Sameer Hannan, een Syrische vluchteling die in Nederland woont, was aanwezig in Straatsburg om te vertellen over zijn ervaringen in detentie. Hij kwam anderhalf jaar geleden met zijn vrouw en zesjarige zoontje in Nederland aan. Het gevluchte gezin werd gedurende twee weken opgesloten in een cel op Schiphol waarna hen een verblijfsstatus werd verleend. Sameer Hannan deelde zijn ervaringen en heeft gepleit dat het Nederlandse voorbeeld van afschaffing van grensdetentie door andere lidstaten van de Raad van Europa opgevolgd zou moeten worden.
Aanhoudende zorgen over vreemdelingenbewaring in de Gesloten Gezinsvoorziening
Met de afschaffing van grensdetentie werd in Zeist een nieuwe Gesloten Gezinsvoorziening (GGV) geopend waar gezinnen met minderjarige kinderen kunnen worden opgesloten voorafgaand aan hun uitzetting. Defence for Children krijgt de laatste maanden veel signalen binnen waaruit blijkt dat dit in toenemende mate aan de orde is. Waar het sinds september 2013 beleid was dat een gezin zich eerder aan het toezicht moest hebben onttrokken alvorens het in bewaring kon worden gesteld, is het sinds oktober vorig jaar voldoende als de Dienst Terugkeer en Vertrek (DT&V) vermoedt dat het gezin zich mogelijk aan het toezicht zou willen onttrekken. Dit criterium is niet objectief. Bovendien heeft de DT&V in het kader van een pilot nu zelf de volledige bevoegdheid om bewaringsmaatregelen op te leggen, zonder tussenkomst van een Hulpofficier van Justitie. In veel gevallen waarbij kinderen met hun ouders in bewaring worden gesteld, blijkt dat de DT&V niet goed heeft gekeken naar de belangen van de betrokken kinderen, ondanks dat de Dienst hier op grond van het beleid en rechterlijke uitspraken toe verplicht is.

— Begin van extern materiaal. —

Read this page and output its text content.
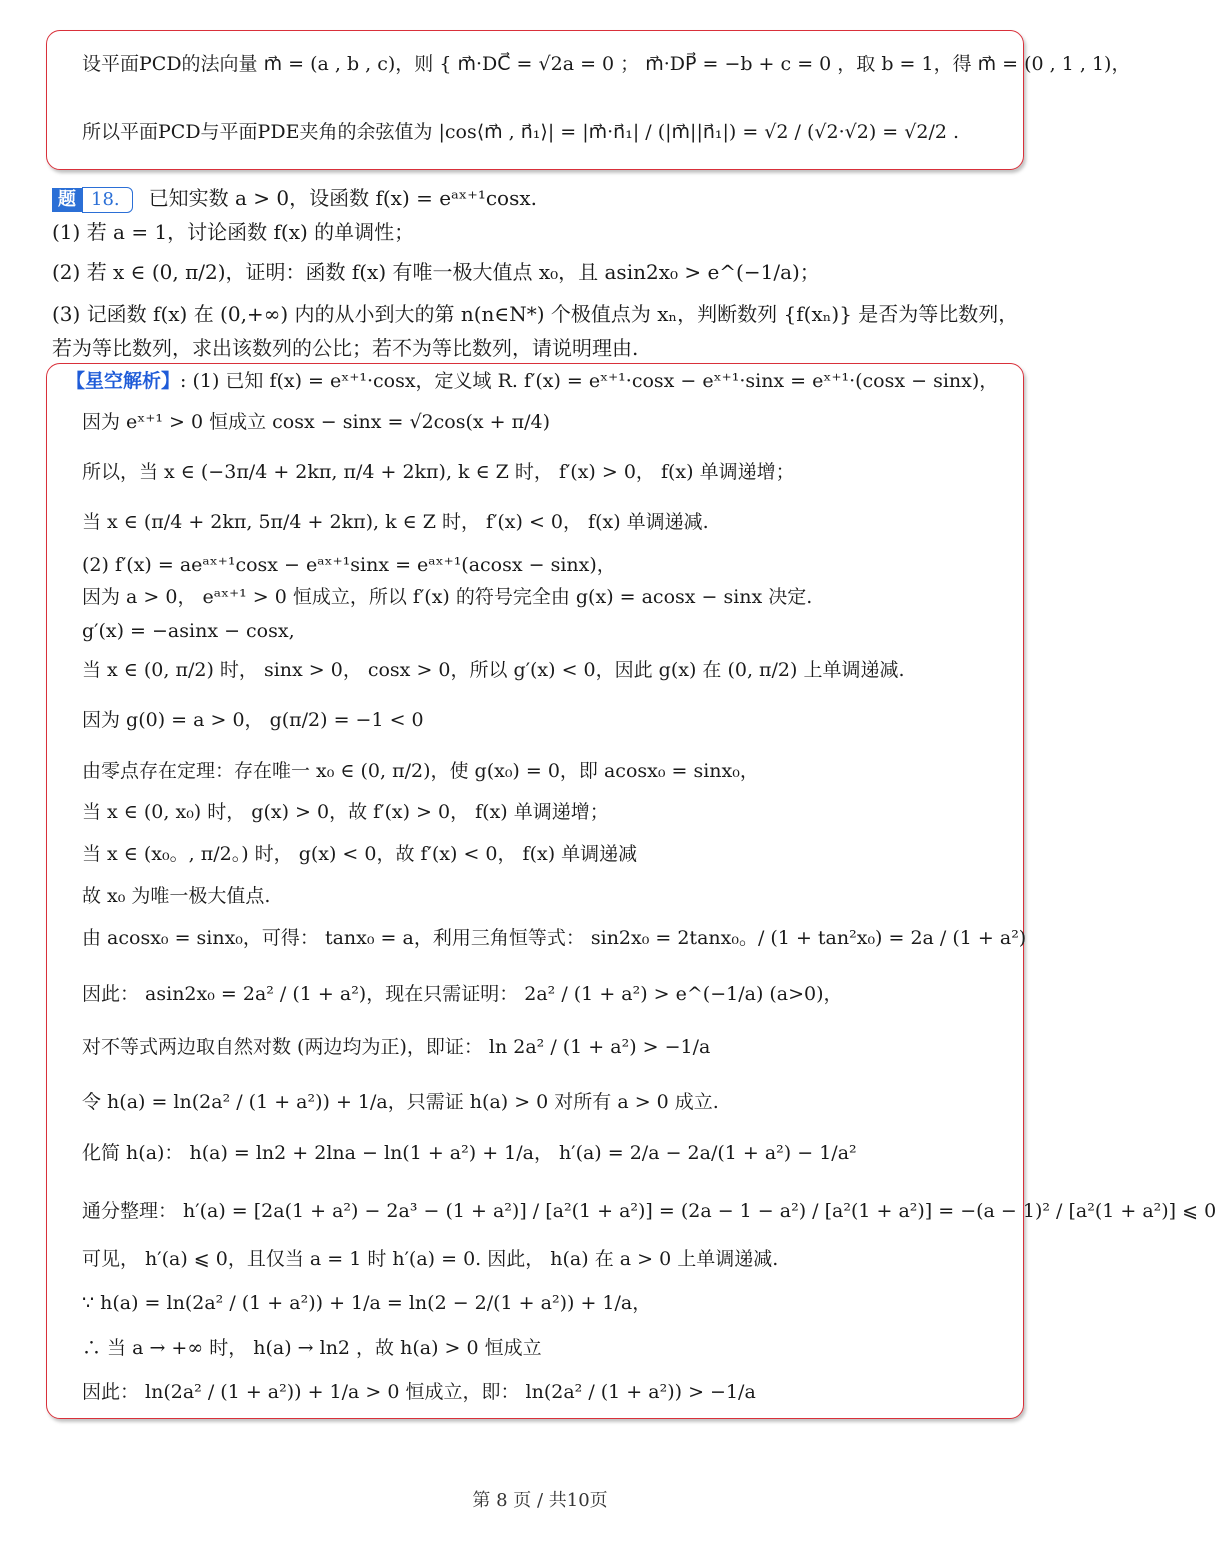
设平面PCD的法向量 m⃗ = (a , b , c)，则 { m⃗·DC⃗ = √2a = 0 ； m⃗·DP⃗ = −b + c = 0 ，取 b = 1，得 m⃗ = (0 , 1 , 1)，
所以平面PCD与平面PDE夹角的余弦值为 |cos⟨m⃗ , n⃗₁⟩| = |m⃗·n⃗₁| / (|m⃗||n⃗₁|) = √2 / (√2·√2) = √2/2 .
题 18. 已知实数 a > 0，设函数 f(x) = eᵃˣ⁺¹cosx.
(1) 若 a = 1，讨论函数 f(x) 的单调性；
(2) 若 x ∈ (0, π/2)，证明：函数 f(x) 有唯一极大值点 x₀，且 asin2x₀ > e^(−1/a)；
(3) 记函数 f(x) 在 (0,+∞) 内的从小到大的第 n(n∈N*) 个极值点为 xₙ，判断数列 {f(xₙ)} 是否为等比数列，
若为等比数列，求出该数列的公比；若不为等比数列，请说明理由.
【星空解析】: (1) 已知 f(x) = eˣ⁺¹·cosx，定义域 R. f′(x) = eˣ⁺¹·cosx − eˣ⁺¹·sinx = eˣ⁺¹·(cosx − sinx)，
因为 eˣ⁺¹ > 0 恒成立 cosx − sinx = √2cos(x + π/4)
所以，当 x ∈ (−3π/4 + 2kπ, π/4 + 2kπ), k ∈ Z 时， f′(x) > 0， f(x) 单调递增；
当 x ∈ (π/4 + 2kπ, 5π/4 + 2kπ), k ∈ Z 时， f′(x) < 0， f(x) 单调递减.
(2) f′(x) = aeᵃˣ⁺¹cosx − eᵃˣ⁺¹sinx = eᵃˣ⁺¹(acosx − sinx)，
因为 a > 0， eᵃˣ⁺¹ > 0 恒成立，所以 f′(x) 的符号完全由 g(x) = acosx − sinx 决定.
g′(x) = −asinx − cosx,
当 x ∈ (0, π/2) 时， sinx > 0， cosx > 0，所以 g′(x) < 0，因此 g(x) 在 (0, π/2) 上单调递减.
因为 g(0) = a > 0， g(π/2) = −1 < 0
由零点存在定理：存在唯一 x₀ ∈ (0, π/2)，使 g(x₀) = 0，即 acosx₀ = sinx₀，
当 x ∈ (0, x₀) 时， g(x) > 0，故 f′(x) > 0， f(x) 单调递增；
当 x ∈ (x₀。, π/2。) 时， g(x) < 0，故 f′(x) < 0， f(x) 单调递减
故 x₀ 为唯一极大值点.
由 acosx₀ = sinx₀，可得： tanx₀ = a，利用三角恒等式： sin2x₀ = 2tanx₀。/ (1 + tan²x₀) = 2a / (1 + a²)
因此： asin2x₀ = 2a² / (1 + a²)，现在只需证明： 2a² / (1 + a²) > e^(−1/a) (a>0)，
对不等式两边取自然对数 (两边均为正)，即证： ln 2a² / (1 + a²) > −1/a
令 h(a) = ln(2a² / (1 + a²)) + 1/a，只需证 h(a) > 0 对所有 a > 0 成立.
化简 h(a)： h(a) = ln2 + 2lna − ln(1 + a²) + 1/a， h′(a) = 2/a − 2a/(1 + a²) − 1/a²
通分整理： h′(a) = [2a(1 + a²) − 2a³ − (1 + a²)] / [a²(1 + a²)] = (2a − 1 − a²) / [a²(1 + a²)] = −(a − 1)² / [a²(1 + a²)] ⩽ 0
可见， h′(a) ⩽ 0，且仅当 a = 1 时 h′(a) = 0. 因此， h(a) 在 a > 0 上单调递减.
∵ h(a) = ln(2a² / (1 + a²)) + 1/a = ln(2 − 2/(1 + a²)) + 1/a，
∴ 当 a → +∞ 时， h(a) → ln2 ，故 h(a) > 0 恒成立
因此： ln(2a² / (1 + a²)) + 1/a > 0 恒成立，即： ln(2a² / (1 + a²)) > −1/a
第 8 页 / 共10页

Defence for Children maakt zich ernstige zorgen over deze ontwikkeling en stelt dat er zo snel mogelijk een einde moet komen aan deze schending van kinderrechten. Meerdere rechters zijn dat met ons eens. Al eerder berichtte Defence for Children dat rechters van oordeel waren dat het belang van het kind ten onrechte ontbrak in de beslissing een gezin op te sluiten.
Uitspraak rechtbank
Op 21 april 2015 heeft de rechtbank Utrecht in een vierde zaak eveneens geoordeeld dat er bij de opsluiting van een gezin niet gekeken was naar de belangen van de kinderen waar dat volgens het beleid wel had gemoeten. Dat dit gezin inmiddels was uitgezet, maakte voor de rechtbank niet uit. Defence for Children ziet de uitspraak als een belangrijke bevestiging dat kinderen die worden uitgezet niet voorafgaand daaraan mogen worden beschadigd door hen op te sluiten. De staatssecretaris moet heel goed kijken naar de belangen van de kinderen en zoveel als mogelijk een alternatief voor opsluiting toepassen. De uitspraak van de rechtbank Utrecht is al de vierde keer binnen enkele maanden dat de staatssecretaris op de vingers wordt getikt omdat hij niet heeft stilgestaan bij het belang van het kind.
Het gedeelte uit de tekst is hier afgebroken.